Dat is het belangrijkste doel van Quifactum: consumenten bereiken door middel van storytelling. “Al zijn bedrijven niet altijd happig om die gegevens prijs te geven”, geeft Slabbinck toe. “Dat hoeven de mensen allemaal niet te weten, hoor ik vaak. Of: als ik dat doe, dan gaat de concurrentie met mijn leverancier lopen. Maar de naam van de leverancier is niet interessant voor de consument. Daarom geven we enkel de namen van personen mee. Die zeggen niets over het bedrijf waar die personen werken.” Het wordt van moeten, want er is wetgeving over transparantie in de maak. “Vergelijk het met het beleid inzake GDPR”, zegt Slabbinck. “Daardoor hebben veel bedrijven externe experts gevraagd om hen te helpen conformeren. Wij willen hetzelfde bereiken.”

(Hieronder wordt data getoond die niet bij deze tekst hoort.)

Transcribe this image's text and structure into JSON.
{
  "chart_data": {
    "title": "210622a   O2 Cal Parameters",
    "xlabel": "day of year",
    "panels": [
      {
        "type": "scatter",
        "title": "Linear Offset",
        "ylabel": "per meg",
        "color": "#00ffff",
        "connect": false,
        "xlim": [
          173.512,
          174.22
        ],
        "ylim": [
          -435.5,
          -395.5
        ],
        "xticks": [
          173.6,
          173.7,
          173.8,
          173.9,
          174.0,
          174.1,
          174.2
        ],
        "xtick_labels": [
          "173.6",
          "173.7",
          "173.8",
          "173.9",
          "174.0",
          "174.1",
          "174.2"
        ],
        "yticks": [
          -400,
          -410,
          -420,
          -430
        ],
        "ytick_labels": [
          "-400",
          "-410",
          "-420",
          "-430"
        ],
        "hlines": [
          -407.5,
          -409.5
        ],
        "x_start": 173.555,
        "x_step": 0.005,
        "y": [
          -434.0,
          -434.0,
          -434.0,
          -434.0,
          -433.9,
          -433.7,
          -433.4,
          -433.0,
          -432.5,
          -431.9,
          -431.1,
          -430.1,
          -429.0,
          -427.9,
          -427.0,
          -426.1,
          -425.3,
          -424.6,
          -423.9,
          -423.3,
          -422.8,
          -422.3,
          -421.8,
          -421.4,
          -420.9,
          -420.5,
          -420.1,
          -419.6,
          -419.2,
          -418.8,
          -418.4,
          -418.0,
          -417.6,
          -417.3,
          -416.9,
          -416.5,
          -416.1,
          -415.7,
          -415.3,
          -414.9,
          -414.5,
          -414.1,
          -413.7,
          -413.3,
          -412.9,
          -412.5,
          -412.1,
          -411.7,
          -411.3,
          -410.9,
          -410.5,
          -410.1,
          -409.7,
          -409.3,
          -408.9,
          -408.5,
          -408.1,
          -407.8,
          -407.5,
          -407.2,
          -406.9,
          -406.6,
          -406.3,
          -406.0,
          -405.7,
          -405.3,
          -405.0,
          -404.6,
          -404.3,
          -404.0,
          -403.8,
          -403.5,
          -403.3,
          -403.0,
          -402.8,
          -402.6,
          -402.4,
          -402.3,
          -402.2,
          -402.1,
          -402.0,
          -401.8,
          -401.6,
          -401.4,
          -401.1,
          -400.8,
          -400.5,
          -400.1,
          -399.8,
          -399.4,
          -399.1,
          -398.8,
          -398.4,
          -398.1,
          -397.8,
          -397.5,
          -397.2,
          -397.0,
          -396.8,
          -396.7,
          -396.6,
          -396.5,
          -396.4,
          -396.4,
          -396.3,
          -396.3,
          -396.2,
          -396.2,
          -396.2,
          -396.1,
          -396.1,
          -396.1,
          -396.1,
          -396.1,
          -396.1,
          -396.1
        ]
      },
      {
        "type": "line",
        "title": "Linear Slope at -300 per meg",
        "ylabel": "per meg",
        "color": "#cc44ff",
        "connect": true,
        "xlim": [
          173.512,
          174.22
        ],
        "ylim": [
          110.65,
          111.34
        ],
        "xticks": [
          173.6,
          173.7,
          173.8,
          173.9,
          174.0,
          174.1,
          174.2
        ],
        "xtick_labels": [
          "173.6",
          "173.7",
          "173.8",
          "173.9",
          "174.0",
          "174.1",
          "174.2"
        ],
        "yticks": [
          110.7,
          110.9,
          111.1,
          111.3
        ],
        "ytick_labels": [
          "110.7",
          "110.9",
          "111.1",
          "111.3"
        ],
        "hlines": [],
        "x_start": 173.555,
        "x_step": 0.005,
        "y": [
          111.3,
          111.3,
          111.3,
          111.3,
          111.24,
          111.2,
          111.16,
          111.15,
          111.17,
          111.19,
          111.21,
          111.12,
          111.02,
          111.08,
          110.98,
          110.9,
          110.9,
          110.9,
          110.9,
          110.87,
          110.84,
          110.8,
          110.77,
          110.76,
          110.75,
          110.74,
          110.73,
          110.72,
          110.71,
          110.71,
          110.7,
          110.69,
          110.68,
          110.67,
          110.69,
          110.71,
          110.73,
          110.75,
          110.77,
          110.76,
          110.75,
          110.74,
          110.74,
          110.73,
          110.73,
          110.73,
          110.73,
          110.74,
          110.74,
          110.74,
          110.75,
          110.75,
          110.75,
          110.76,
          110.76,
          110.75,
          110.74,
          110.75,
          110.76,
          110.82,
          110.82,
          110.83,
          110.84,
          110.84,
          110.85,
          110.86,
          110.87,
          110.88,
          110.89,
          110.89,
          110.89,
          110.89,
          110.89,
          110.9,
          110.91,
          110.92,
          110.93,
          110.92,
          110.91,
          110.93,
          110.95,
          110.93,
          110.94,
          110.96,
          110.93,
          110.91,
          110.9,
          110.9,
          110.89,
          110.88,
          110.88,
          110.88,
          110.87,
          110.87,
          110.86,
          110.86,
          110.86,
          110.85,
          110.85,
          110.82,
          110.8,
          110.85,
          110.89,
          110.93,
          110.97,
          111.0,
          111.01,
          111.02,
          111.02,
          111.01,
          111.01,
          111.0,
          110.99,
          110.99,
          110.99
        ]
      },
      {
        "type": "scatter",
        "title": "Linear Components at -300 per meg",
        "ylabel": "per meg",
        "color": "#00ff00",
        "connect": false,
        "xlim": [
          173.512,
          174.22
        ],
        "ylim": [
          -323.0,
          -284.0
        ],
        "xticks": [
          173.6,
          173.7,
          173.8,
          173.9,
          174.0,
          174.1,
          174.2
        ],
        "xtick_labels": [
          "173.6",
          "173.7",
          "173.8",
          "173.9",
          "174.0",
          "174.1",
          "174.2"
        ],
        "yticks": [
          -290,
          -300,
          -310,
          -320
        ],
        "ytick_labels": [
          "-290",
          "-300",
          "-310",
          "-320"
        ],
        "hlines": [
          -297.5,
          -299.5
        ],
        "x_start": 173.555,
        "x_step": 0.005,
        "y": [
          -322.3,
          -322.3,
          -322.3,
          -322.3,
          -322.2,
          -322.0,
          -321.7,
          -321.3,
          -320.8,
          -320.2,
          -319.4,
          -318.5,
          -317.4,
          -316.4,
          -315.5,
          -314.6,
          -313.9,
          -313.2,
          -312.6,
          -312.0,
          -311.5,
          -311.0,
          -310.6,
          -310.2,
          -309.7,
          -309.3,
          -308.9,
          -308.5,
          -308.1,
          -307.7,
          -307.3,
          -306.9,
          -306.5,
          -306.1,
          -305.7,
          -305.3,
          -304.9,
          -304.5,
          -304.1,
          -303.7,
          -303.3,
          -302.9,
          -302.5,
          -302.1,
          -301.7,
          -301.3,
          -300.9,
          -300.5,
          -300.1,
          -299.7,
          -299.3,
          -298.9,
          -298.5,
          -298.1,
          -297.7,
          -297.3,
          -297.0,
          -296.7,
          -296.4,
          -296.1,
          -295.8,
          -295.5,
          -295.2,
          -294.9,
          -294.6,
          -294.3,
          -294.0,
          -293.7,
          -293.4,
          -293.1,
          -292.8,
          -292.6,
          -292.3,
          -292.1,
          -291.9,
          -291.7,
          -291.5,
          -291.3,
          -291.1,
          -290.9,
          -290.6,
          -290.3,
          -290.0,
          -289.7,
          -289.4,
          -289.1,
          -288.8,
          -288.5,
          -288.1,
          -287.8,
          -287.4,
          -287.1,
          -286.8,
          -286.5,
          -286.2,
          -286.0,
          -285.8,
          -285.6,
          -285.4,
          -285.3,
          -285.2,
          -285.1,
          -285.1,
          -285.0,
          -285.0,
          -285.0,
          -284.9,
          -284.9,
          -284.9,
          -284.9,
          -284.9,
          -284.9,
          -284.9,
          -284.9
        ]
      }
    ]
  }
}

Quifactum kan ook opereren als een soort controlesysteem. Daar doet de onderneming volop onderzoek naar. “Als bedrijven iets beweren en dat niet blijkt te kloppen aan de hand van bijvoorbeeld gps-gegevens, dan kunnen we hen daarop aanspreken”, zegt Ameye. Dat is een van de redenen waarom de onderneming niet werkt met blockchain, maar met Graph. “Ik ben niet overtuigd van de meerwaarde van blockchain”, zegt Ameye stellig. “Zodra je met blockchain begint, kun je niks meer wissen. Dat is in principe een groot voordeel: het is betrouwbaar. Maar als onze klanten in het begin iets fout registreren en wij dat vaststellen op basis van dat algoritme, dan willen wij kunnen ingrijpen.”

Een euro geven

Gevraagd naar het ultieme doel van Quifactum, kijken de vennoten elkaar aan. “Ik zie Christof al denken: zeg het niet!” Ameye weet wat er zal volgen. “Ik droom ervan dat consumenten via ons platform een extra euro kunnen doneren die direct naar de makers gaat”, zegt Slabbinck. “Zo werken we samen met Solid, dat manden laten produceren in Kenia. Hoe mooi zou het zijn die donatie erbij te geven?”

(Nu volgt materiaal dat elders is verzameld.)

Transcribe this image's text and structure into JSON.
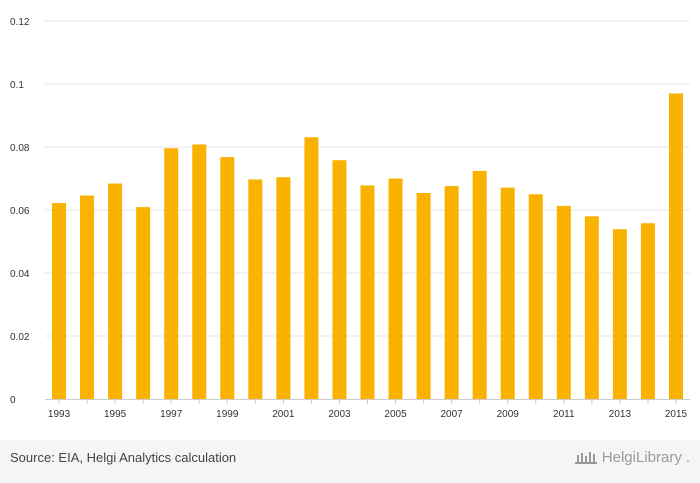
{
  "chart_data": {
    "type": "bar",
    "title": "",
    "xlabel": "",
    "ylabel": "",
    "ylim": [
      0,
      0.12
    ],
    "yticks": [
      0,
      0.02,
      0.04,
      0.06,
      0.08,
      0.1,
      0.12
    ],
    "ytick_labels": [
      "0",
      "0.02",
      "0.04",
      "0.06",
      "0.08",
      "0.1",
      "0.12"
    ],
    "categories": [
      "1993",
      "1994",
      "1995",
      "1996",
      "1997",
      "1998",
      "1999",
      "2000",
      "2001",
      "2002",
      "2003",
      "2004",
      "2005",
      "2006",
      "2007",
      "2008",
      "2009",
      "2010",
      "2011",
      "2012",
      "2013",
      "2014",
      "2015"
    ],
    "xtick_labels": [
      "1993",
      "1995",
      "1997",
      "1999",
      "2001",
      "2003",
      "2005",
      "2007",
      "2009",
      "2011",
      "2013",
      "2015"
    ],
    "values": [
      0.0622,
      0.0646,
      0.0684,
      0.0609,
      0.0796,
      0.0808,
      0.0768,
      0.0697,
      0.0704,
      0.0831,
      0.0758,
      0.0678,
      0.07,
      0.0654,
      0.0676,
      0.0724,
      0.0671,
      0.065,
      0.0613,
      0.058,
      0.0539,
      0.0558,
      0.097
    ],
    "grid": true,
    "bar_color": "#F9B200"
  },
  "footer": {
    "source": "Source: EIA, Helgi Analytics calculation",
    "brand": "HelgiLibrary",
    "brand_suffix": "."
  },
  "colors": {
    "grid": "#e6e6e6",
    "axis": "#cccccc",
    "footer_bg": "#f5f5f5"
  }
}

Op dit moment is dat een verre droom. Ameye benadrukt dat het nog niet op de planning staat. Zelfs al is het technisch mogelijk, dan blijft nog de vraag of het een structurele oplossing is. Een studiegenoot van Slabbinck waarschuwde hem dat arbeiders in lagelonenlanden het risico lopen dat hun loon daardoor nog wordt verlaagd.

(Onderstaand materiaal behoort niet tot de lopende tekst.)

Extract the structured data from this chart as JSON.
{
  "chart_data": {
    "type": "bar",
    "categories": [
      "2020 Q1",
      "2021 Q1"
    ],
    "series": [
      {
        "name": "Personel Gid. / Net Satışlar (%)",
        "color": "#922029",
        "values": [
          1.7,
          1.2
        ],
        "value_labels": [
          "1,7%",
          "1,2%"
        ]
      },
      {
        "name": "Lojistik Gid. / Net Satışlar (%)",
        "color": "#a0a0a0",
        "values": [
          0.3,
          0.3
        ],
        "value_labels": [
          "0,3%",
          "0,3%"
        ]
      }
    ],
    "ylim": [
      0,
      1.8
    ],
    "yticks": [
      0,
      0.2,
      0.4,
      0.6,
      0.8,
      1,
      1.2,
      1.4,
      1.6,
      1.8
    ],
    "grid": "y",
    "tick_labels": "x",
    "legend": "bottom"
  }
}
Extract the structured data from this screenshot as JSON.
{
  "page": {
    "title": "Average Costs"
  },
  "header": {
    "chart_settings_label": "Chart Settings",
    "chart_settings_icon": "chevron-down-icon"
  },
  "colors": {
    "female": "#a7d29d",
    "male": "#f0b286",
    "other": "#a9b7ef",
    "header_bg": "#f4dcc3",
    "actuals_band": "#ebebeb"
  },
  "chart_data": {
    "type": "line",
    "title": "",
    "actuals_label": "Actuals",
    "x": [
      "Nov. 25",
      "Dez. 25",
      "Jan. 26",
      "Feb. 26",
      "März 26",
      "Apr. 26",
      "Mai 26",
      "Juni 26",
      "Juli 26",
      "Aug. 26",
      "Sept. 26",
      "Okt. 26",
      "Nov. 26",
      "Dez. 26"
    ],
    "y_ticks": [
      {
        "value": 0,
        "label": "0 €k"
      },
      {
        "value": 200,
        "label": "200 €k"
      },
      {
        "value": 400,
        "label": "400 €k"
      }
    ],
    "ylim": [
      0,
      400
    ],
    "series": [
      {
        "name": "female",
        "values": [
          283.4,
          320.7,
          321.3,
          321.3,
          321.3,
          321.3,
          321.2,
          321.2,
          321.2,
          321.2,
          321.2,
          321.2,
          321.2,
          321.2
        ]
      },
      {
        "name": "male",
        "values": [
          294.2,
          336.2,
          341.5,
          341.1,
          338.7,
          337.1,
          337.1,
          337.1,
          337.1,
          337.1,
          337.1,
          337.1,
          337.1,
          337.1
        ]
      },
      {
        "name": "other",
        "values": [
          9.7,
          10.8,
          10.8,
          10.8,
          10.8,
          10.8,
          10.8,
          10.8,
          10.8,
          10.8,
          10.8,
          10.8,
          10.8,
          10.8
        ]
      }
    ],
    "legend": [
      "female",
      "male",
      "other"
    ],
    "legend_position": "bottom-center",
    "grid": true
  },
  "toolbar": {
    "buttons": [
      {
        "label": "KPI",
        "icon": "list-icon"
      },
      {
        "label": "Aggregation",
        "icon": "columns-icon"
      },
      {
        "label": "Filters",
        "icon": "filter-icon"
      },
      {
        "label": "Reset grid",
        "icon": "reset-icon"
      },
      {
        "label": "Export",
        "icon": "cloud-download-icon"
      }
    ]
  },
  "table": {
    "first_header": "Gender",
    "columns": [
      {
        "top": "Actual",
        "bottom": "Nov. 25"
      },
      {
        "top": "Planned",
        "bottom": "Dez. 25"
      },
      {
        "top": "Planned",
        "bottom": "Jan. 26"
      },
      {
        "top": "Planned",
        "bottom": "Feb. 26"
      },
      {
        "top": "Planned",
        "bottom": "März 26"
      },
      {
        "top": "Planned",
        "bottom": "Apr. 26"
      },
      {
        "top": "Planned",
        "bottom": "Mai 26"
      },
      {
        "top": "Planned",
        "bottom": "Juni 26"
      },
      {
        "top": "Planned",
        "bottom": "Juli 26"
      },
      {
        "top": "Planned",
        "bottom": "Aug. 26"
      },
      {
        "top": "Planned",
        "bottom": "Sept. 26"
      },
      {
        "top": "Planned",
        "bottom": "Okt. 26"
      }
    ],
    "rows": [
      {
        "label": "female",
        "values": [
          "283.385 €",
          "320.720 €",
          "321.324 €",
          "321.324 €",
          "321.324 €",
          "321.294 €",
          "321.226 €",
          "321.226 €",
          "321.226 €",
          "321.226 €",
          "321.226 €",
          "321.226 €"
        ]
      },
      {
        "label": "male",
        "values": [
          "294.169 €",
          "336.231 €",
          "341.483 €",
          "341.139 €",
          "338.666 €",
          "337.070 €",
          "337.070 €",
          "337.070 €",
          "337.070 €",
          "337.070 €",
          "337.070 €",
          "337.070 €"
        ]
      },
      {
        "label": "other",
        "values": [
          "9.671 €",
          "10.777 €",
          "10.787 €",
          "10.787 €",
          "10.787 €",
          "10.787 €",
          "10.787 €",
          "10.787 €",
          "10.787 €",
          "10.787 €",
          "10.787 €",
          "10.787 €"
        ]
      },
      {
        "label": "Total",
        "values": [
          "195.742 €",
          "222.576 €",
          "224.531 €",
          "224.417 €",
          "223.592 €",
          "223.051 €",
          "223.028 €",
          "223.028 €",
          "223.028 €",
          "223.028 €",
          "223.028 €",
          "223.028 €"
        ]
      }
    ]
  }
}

“De eerste stap is het antwoord op de vraag: wie maakte mijn kleren ?” benadrukt Slabbinck . “Een van onze ultieme doelstellingen is dat niemand nog iets zou kopen zonder te weten hoe, waar en door wie het gemaakt wordt. Iedereen gaat bij een aankoop na hoeveel iets kost. Nagaan wie het gemaakt heeft, zou even logisch moeten zijn.”